First tranche of $1.3bn Cocoa Syndicated Loan Hits BoG’s Account
An amount of US$600 million representing the first tranche of Ghana Cocoa Board’s US$1.3 billion cocoa syndicated loan has hit the accounts of the Bank of Ghana.
The loan was signed between the Ghana Cocoa Board (Cocobod) and some international financial institutions.
The balance is said to hit the central bank’s account in a few months.
It is for the purchase of some 850,000 metric tonnes of cocoa beans from farmers in the upcoming crop season.
Meanwhile, Ghanaian cocoa farmers will be paid GHS 515.00 for a bag of 64kg of cocoa for the 2019/20 main crop cocoa season.
The price, an equivalent of GHS 8,240.00 per tonne is the farm-gate price to be paid by Licensed Buying Companies (LBCs) to all cocoa farmers with effect from October 2019.
Dr Gyielle Nura, the Minister of State in-charge of Food & Agriculture announced the new producer price at a durbar to climax the 2019 Cocoa Day Celebration at Sunyani in the Bono Region.
Dr Nura said the decision to increase the producer price from GHS 475.00 to GHS 515.00, representing an 8.42% rise, was necessary to help Ghanaian cocoa farmers enjoy the fruits of their labour and their efforts at sustaining the cocoa sector.
According to him, the government increased the price amidst unstable price levels at the world market in fulfilment of its commitment to supporting cocoa farmers to improve upon their living conditions.
He urged cocoa farmers to adopt best practices for increased yields.
Mr Joseph Boahen Aidoo, the Chief Executive of Ghana Cocoa Board (COCOBOD), in a brief message lauded cocoa farmers for adopting the numerous Productivity Enhancement Programmes (PEPs) rolled out by his outfit over the past 3 years.
Mr. Aidoo encouraged farmers to continue to implement the programs and price-guard initiatives to enable them enjoy the benefits of the new price increase to the fullest.

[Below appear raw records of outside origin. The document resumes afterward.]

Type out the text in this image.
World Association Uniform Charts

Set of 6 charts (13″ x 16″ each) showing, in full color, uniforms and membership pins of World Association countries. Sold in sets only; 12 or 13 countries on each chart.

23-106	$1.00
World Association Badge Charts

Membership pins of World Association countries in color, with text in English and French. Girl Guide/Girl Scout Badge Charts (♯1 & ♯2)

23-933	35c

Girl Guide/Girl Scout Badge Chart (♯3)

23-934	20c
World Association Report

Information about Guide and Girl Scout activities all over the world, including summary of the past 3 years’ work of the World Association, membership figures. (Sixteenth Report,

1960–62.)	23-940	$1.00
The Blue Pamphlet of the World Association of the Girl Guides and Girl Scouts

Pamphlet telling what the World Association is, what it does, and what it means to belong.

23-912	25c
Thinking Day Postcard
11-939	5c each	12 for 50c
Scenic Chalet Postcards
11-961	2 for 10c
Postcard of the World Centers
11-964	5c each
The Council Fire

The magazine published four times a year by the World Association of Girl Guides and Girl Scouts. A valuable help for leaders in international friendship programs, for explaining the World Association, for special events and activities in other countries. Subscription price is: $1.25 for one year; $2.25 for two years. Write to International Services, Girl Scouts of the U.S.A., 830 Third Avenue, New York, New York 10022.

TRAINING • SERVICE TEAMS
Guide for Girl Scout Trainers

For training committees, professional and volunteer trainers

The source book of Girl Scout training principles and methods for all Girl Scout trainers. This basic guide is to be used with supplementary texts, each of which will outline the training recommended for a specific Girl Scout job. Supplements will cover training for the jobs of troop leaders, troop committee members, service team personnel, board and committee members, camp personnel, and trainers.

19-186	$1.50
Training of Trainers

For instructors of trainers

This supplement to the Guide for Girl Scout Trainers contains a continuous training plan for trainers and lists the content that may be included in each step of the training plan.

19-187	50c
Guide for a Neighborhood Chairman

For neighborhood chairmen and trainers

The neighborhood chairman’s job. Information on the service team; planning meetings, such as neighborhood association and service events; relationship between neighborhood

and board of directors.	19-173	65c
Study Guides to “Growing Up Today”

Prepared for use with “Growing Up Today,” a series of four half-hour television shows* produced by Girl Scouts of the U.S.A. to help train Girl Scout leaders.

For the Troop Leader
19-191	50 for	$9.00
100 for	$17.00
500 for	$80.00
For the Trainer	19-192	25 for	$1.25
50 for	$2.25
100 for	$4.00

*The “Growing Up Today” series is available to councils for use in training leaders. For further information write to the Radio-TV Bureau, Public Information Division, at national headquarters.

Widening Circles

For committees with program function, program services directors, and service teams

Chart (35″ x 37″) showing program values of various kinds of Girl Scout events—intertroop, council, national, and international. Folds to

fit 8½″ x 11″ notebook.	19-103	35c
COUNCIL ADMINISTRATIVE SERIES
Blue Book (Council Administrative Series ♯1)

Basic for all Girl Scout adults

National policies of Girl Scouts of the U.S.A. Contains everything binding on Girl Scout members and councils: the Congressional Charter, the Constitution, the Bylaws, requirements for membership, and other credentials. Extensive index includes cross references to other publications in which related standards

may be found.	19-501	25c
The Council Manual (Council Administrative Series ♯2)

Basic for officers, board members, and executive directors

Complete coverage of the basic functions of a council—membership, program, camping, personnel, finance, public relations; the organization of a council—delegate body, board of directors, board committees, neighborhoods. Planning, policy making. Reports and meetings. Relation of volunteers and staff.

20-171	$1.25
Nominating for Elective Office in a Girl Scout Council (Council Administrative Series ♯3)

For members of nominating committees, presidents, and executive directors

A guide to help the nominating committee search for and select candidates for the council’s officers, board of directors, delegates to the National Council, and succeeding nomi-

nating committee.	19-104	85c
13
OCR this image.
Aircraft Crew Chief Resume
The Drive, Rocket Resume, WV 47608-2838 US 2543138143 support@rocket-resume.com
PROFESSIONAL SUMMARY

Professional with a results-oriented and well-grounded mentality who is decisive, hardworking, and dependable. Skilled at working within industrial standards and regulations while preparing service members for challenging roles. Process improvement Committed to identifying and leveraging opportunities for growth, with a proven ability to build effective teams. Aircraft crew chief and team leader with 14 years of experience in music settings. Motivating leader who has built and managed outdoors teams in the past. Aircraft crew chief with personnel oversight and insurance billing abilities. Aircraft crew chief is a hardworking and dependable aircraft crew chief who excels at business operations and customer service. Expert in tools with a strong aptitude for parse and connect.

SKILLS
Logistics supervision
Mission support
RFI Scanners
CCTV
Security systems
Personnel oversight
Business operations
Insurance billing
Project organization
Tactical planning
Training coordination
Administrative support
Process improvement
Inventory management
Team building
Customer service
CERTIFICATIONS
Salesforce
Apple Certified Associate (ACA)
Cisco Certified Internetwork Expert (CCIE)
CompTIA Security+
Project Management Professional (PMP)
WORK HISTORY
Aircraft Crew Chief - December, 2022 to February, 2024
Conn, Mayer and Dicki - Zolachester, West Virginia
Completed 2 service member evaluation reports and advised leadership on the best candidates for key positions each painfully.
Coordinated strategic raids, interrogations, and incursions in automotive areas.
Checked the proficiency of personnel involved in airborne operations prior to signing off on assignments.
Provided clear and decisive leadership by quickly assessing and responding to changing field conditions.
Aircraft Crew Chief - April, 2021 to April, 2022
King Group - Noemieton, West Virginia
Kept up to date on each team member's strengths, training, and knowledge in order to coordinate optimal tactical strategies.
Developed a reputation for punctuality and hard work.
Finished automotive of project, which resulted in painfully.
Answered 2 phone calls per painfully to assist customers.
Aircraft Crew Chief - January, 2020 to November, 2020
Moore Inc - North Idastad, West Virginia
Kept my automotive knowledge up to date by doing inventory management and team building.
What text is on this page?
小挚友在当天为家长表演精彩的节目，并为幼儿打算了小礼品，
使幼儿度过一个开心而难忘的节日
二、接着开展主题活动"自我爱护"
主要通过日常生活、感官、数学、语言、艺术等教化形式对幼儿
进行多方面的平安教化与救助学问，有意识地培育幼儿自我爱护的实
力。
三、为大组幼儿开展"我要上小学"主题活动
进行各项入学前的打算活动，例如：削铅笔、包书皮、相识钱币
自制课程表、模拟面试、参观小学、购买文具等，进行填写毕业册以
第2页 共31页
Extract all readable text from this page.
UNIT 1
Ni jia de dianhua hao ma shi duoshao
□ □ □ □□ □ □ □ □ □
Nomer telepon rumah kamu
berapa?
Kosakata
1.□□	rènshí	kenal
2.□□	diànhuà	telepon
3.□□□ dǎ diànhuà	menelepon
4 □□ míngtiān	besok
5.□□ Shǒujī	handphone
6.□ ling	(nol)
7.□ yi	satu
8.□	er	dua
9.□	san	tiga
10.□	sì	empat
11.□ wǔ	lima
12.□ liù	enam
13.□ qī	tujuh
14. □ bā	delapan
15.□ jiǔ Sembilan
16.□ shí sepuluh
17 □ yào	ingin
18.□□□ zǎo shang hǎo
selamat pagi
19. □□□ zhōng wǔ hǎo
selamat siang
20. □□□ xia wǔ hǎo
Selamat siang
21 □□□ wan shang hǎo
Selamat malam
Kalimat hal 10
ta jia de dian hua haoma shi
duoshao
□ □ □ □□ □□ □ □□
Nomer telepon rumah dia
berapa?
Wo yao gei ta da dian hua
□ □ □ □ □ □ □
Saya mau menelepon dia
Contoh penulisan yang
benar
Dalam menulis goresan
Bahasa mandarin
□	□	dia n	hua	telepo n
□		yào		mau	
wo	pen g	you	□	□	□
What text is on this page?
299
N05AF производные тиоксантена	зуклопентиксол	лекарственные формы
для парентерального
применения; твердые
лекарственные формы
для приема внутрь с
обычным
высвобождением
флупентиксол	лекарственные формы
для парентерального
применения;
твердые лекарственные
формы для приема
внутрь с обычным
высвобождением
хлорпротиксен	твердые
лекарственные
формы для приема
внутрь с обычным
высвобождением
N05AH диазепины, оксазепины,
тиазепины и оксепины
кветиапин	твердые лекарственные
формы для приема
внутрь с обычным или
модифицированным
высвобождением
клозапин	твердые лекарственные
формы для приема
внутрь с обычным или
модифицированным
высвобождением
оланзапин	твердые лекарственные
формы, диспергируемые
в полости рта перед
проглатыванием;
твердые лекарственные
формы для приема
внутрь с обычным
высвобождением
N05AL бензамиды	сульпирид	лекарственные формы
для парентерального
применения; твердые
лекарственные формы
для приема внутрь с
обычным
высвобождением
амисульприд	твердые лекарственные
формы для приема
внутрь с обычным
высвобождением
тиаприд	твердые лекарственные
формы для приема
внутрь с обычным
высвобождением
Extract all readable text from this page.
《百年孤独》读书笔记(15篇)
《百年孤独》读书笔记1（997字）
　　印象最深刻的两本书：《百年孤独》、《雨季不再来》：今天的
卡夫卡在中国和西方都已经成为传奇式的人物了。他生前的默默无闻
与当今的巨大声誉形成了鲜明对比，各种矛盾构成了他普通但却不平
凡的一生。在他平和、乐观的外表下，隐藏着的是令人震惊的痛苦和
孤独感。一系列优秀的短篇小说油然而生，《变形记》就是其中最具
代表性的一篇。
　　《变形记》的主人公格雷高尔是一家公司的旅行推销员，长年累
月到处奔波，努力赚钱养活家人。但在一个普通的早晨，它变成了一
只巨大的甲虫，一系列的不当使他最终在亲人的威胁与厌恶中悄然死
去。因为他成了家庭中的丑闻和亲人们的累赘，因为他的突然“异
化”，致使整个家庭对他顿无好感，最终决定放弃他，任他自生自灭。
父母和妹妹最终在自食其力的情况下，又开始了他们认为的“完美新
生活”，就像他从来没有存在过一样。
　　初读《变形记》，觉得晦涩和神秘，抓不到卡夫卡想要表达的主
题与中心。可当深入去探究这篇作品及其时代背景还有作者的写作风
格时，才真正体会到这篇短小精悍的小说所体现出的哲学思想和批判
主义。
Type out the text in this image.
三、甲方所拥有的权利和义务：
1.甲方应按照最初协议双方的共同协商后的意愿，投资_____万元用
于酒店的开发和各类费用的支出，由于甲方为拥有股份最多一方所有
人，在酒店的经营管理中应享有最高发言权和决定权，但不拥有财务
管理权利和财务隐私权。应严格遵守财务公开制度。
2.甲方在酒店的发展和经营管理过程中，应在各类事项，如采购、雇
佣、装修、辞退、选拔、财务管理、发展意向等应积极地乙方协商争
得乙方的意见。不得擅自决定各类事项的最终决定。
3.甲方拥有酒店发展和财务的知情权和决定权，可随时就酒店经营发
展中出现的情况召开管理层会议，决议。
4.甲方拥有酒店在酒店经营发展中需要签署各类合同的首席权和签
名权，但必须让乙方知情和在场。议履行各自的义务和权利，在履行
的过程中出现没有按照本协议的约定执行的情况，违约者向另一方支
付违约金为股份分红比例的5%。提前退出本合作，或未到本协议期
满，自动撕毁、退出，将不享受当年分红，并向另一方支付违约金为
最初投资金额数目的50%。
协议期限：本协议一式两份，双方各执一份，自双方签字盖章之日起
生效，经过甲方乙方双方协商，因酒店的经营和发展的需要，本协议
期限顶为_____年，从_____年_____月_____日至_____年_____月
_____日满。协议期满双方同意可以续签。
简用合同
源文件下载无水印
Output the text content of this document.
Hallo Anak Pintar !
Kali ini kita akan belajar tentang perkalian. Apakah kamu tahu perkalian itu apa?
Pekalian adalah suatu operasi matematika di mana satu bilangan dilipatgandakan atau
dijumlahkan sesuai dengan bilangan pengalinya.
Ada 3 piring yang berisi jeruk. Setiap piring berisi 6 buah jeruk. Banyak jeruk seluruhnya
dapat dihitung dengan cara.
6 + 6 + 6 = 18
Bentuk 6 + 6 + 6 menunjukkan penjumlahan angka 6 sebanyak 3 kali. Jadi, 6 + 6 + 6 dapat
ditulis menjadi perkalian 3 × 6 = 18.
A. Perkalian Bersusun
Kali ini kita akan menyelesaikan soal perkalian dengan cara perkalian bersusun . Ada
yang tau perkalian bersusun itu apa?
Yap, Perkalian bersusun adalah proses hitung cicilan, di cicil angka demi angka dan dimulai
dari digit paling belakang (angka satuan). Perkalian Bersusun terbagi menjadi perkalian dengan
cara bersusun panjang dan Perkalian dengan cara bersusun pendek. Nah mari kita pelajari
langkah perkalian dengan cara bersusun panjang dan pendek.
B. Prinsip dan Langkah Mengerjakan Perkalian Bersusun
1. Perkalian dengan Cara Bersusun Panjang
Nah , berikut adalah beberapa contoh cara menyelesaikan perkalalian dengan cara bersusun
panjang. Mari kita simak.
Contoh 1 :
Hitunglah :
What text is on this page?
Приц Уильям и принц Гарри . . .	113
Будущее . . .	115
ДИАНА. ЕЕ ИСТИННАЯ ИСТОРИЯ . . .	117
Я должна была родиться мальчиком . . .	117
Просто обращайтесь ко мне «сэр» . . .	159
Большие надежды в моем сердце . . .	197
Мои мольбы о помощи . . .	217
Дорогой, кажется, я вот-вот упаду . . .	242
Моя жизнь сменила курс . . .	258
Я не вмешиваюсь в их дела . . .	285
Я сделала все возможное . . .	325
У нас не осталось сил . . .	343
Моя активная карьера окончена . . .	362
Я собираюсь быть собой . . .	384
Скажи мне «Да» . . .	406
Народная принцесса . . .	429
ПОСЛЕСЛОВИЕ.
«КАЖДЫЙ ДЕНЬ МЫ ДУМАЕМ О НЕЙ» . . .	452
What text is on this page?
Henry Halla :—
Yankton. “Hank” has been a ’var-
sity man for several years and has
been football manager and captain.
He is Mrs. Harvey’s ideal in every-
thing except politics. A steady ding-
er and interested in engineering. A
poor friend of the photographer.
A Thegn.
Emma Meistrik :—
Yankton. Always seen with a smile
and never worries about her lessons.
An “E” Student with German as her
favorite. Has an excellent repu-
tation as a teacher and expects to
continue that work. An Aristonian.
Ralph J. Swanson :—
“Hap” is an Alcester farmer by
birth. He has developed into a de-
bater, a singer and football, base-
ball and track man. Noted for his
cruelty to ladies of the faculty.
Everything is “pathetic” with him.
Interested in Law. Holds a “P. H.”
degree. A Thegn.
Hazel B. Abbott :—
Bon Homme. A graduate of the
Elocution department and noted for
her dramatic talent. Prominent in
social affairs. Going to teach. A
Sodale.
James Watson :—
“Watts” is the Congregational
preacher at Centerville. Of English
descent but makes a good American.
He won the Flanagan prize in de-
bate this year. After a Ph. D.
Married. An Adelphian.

He said COCOBOD will embark on the construction of model basic schools in remote communities in an effort to curb child labour in cocoa communities and called on farmers to avoid encroaching on forest land and stop the use of harmful weedicides.
There were solidarity messages from the leadership of the Cocoa Coffee Shea Nut Farmers Association (COCOSHE), Women In Cocoa and Chocolate (WINCC) and the Board of Directors of COCOBOD who urged farmers to rally behind COCOBOD in its efforts to increase productivity and sustain the cocoa industry.